With the tidal wave of good movies we’ve had this summer already, it’s easy to forget that there actually is another “Star Wars” movie coming — albeit an animated one. And yet the excitement and anticipation level clearly is not what it has been for all the previous live-action installments — this one does not even have the traditional May release date.
I myself have not even decided whether I will bother to see it, and there was once a time when that would have been unthinkable.
I’m talking about “Clone Wars,” which I suppose is “Episode 2.5.” The whole idea seems rather anticlimactic and unnecessary, since we know by now how all the major plot points of the saga turned out. If people are really that into the off-screen moments of “Star Wars,” wouldn’t one of those many video games, with all their advanced graphics and images, provide that fix?

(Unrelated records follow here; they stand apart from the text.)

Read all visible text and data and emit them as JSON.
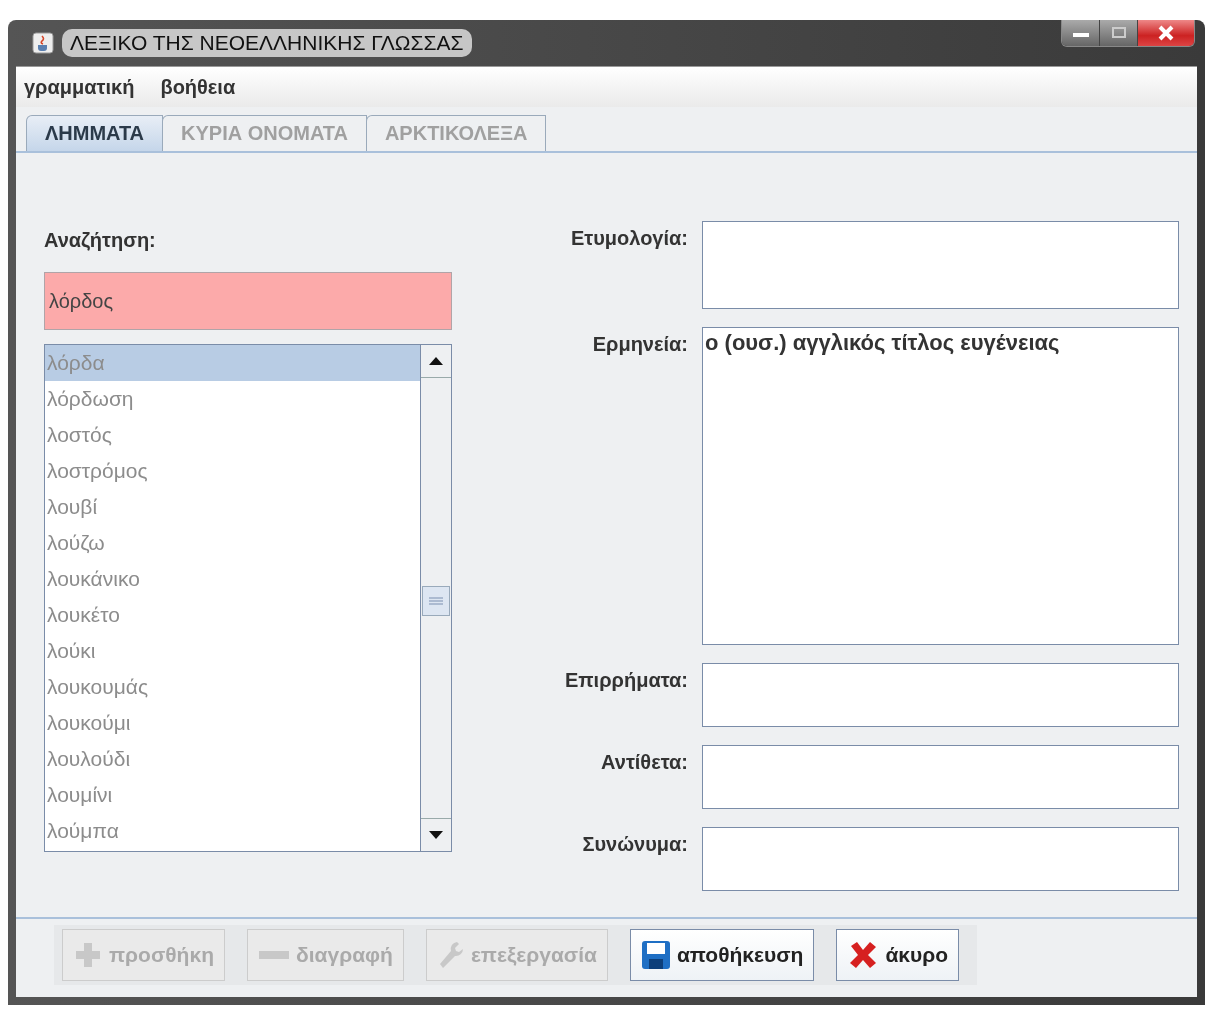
{
  "window": {
    "title": "ΛΕΞΙΚΟ ΤΗΣ ΝΕΟΕΛΛΗΝΙΚΗΣ ΓΛΩΣΣΑΣ"
  },
  "menu": [
    "γραμματική",
    "βοήθεια"
  ],
  "tabs": [
    {
      "label": "ΛΗΜΜΑΤΑ",
      "selected": true
    },
    {
      "label": "ΚΥΡΙΑ ΟΝΟΜΑΤΑ",
      "selected": false
    },
    {
      "label": "ΑΡΚΤΙΚΟΛΕΞΑ",
      "selected": false
    }
  ],
  "search": {
    "label": "Αναζήτηση:",
    "value": "λόρδος"
  },
  "words": [
    {
      "text": "λόρδα",
      "selected": true
    },
    {
      "text": "λόρδωση",
      "selected": false
    },
    {
      "text": "λοστός",
      "selected": false
    },
    {
      "text": "λοστρόμος",
      "selected": false
    },
    {
      "text": "λουβί",
      "selected": false
    },
    {
      "text": "λούζω",
      "selected": false
    },
    {
      "text": "λουκάνικο",
      "selected": false
    },
    {
      "text": "λουκέτο",
      "selected": false
    },
    {
      "text": "λούκι",
      "selected": false
    },
    {
      "text": "λουκουμάς",
      "selected": false
    },
    {
      "text": "λουκούμι",
      "selected": false
    },
    {
      "text": "λουλούδι",
      "selected": false
    },
    {
      "text": "λουμίνι",
      "selected": false
    },
    {
      "text": "λούμπα",
      "selected": false
    }
  ],
  "fields": [
    {
      "label": "Ετυμολογία:"
    },
    {
      "label": "Ερμηνεία:",
      "value": "ο (ουσ.) αγγλικός τίτλος ευγένειας"
    },
    {
      "label": "Επιρρήματα:"
    },
    {
      "label": "Αντίθετα:"
    },
    {
      "label": "Συνώνυμα:"
    }
  ],
  "buttons": [
    {
      "label": "προσθήκη",
      "kind": "add",
      "disabled": true
    },
    {
      "label": "διαγραφή",
      "kind": "remove",
      "disabled": true
    },
    {
      "label": "επεξεργασία",
      "kind": "edit",
      "disabled": true
    },
    {
      "label": "αποθήκευση",
      "kind": "save",
      "disabled": false
    },
    {
      "label": "άκυρο",
      "kind": "cancel",
      "disabled": false
    }
  ]
}
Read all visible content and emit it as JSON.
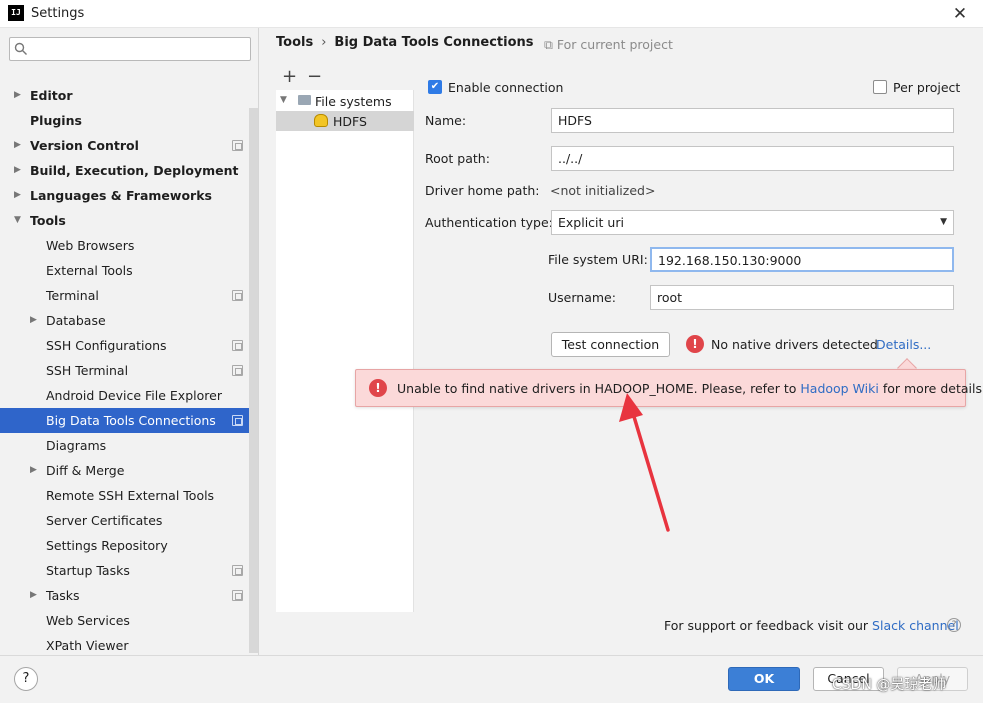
{
  "window": {
    "title": "Settings",
    "app_icon": "IJ",
    "close": "✕"
  },
  "search": {
    "placeholder": ""
  },
  "sidebar": {
    "items": [
      {
        "label": "Editor",
        "bold": true,
        "arrow": "▶",
        "level": 0
      },
      {
        "label": "Plugins",
        "bold": true,
        "arrow": "",
        "level": 0
      },
      {
        "label": "Version Control",
        "bold": true,
        "arrow": "▶",
        "level": 0,
        "project": true
      },
      {
        "label": "Build, Execution, Deployment",
        "bold": true,
        "arrow": "▶",
        "level": 0
      },
      {
        "label": "Languages & Frameworks",
        "bold": true,
        "arrow": "▶",
        "level": 0
      },
      {
        "label": "Tools",
        "bold": true,
        "arrow": "▼",
        "level": 0
      },
      {
        "label": "Web Browsers",
        "bold": false,
        "arrow": "",
        "level": 1
      },
      {
        "label": "External Tools",
        "bold": false,
        "arrow": "",
        "level": 1
      },
      {
        "label": "Terminal",
        "bold": false,
        "arrow": "",
        "level": 1,
        "project": true
      },
      {
        "label": "Database",
        "bold": false,
        "arrow": "▶",
        "level": 1
      },
      {
        "label": "SSH Configurations",
        "bold": false,
        "arrow": "",
        "level": 1,
        "project": true
      },
      {
        "label": "SSH Terminal",
        "bold": false,
        "arrow": "",
        "level": 1,
        "project": true
      },
      {
        "label": "Android Device File Explorer",
        "bold": false,
        "arrow": "",
        "level": 1
      },
      {
        "label": "Big Data Tools Connections",
        "bold": false,
        "arrow": "",
        "level": 1,
        "project": true,
        "selected": true
      },
      {
        "label": "Diagrams",
        "bold": false,
        "arrow": "",
        "level": 1
      },
      {
        "label": "Diff & Merge",
        "bold": false,
        "arrow": "▶",
        "level": 1
      },
      {
        "label": "Remote SSH External Tools",
        "bold": false,
        "arrow": "",
        "level": 1
      },
      {
        "label": "Server Certificates",
        "bold": false,
        "arrow": "",
        "level": 1
      },
      {
        "label": "Settings Repository",
        "bold": false,
        "arrow": "",
        "level": 1
      },
      {
        "label": "Startup Tasks",
        "bold": false,
        "arrow": "",
        "level": 1,
        "project": true
      },
      {
        "label": "Tasks",
        "bold": false,
        "arrow": "▶",
        "level": 1,
        "project": true
      },
      {
        "label": "Web Services",
        "bold": false,
        "arrow": "",
        "level": 1
      },
      {
        "label": "XPath Viewer",
        "bold": false,
        "arrow": "",
        "level": 1
      }
    ]
  },
  "header": {
    "crumb_root": "Tools",
    "crumb_sep": "›",
    "crumb_current": "Big Data Tools Connections",
    "for_project": "⧉ For current project"
  },
  "connections": {
    "add": "+",
    "remove": "−",
    "group_arrow": "▼",
    "group_label": "File systems",
    "item_label": "HDFS"
  },
  "form": {
    "enable_label": "Enable connection",
    "enable_checked": "✔",
    "per_project_label": "Per project",
    "name_label": "Name:",
    "name_value": "HDFS",
    "root_label": "Root path:",
    "root_value": "../../",
    "driver_label": "Driver home path:",
    "driver_value": "<not initialized>",
    "auth_label": "Authentication type:",
    "auth_value": "Explicit uri",
    "auth_arrow": "▼",
    "uri_label": "File system URI:",
    "uri_value": "192.168.150.130:9000",
    "user_label": "Username:",
    "user_value": "root",
    "test_button": "Test connection",
    "error_mark": "!",
    "no_drivers": "No native drivers detected",
    "details": "Details..."
  },
  "balloon": {
    "text_before": "Unable to find native drivers in HADOOP_HOME. Please, refer to ",
    "link": "Hadoop Wiki",
    "text_after": " for more details."
  },
  "support": {
    "text": "For support or feedback visit our ",
    "link": "Slack channel",
    "help": "?"
  },
  "buttons": {
    "help": "?",
    "ok": "OK",
    "cancel": "Cancel",
    "apply": "Apply"
  },
  "watermark": "CSDN @吴琼老师",
  "colors": {
    "selection": "#2f65ca",
    "link": "#2f6cc4",
    "error": "#e0454a",
    "balloon": "#fbd9d9",
    "arrow": "#e8343f"
  }
}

Still, what’s remarkable is that this is nevertheless a “Star Wars” film without a great deal of excitement or buzz. Is Lucas testing the waters for both his planned live-action TV show and maybe the possibility of further live-action films, even though he has insisted there won’t be any more films? I’ve been trying to figure out what this movie’s reason for existing is.
Once, a “Star Wars” movie used to be a special event. There was always the three-year wait in between each one. I remember how frustrating that was after “The Empire Strikes Back,” and how summer 1983 could not arrive fast enough. Then, we had that long stretch without any “Star Wars” at all.
And then, there were signs that the whole thing was starting to turn into a marketing behemoth. The line of books, which began strongly with that trilogy by Timothy Zahn but then ultimately sunk to the level of all those zillions of “Star Trek” paperback novels. The “special editions.” The anticipation of the new prequel trilogy and then the letdown when those films did not seem to tap into the magic that we remembered from childhood.
It seemed like things were becoming a little too much by-the-numbers, like it was now more about getting a product out to a certain audience. And that’s a shame, when you consider the original film really was breathtaking in what it did for the medium and was even nominated for Best Picture. Sometimes I actually wish the original stood alone, with no sequels or prequels.
We’ve seen by now that both George Lucas and Steven Spielberg are both capable of producing duds, and that a number of new young filmmakers are beginning to fill the niche that they once monopolized during all those great summers of the 1970s and 1980s. It is interesting that both Lucas and Spielberg seem to have had their own cinematic “midlife crises” by trying to return to the francises that defined them in their youth, and had those attempts either fail or at least be less satisfying than intended.
With “Star Wars,” we’re now getting to the point of beating a dead horse. Frankly, it probably should have been only a single trilogy, but what’s done is done. But this is a franchise whose time is now past. Better to remember it at its best than to try to keep resurrecting it to the point of diminishing returns.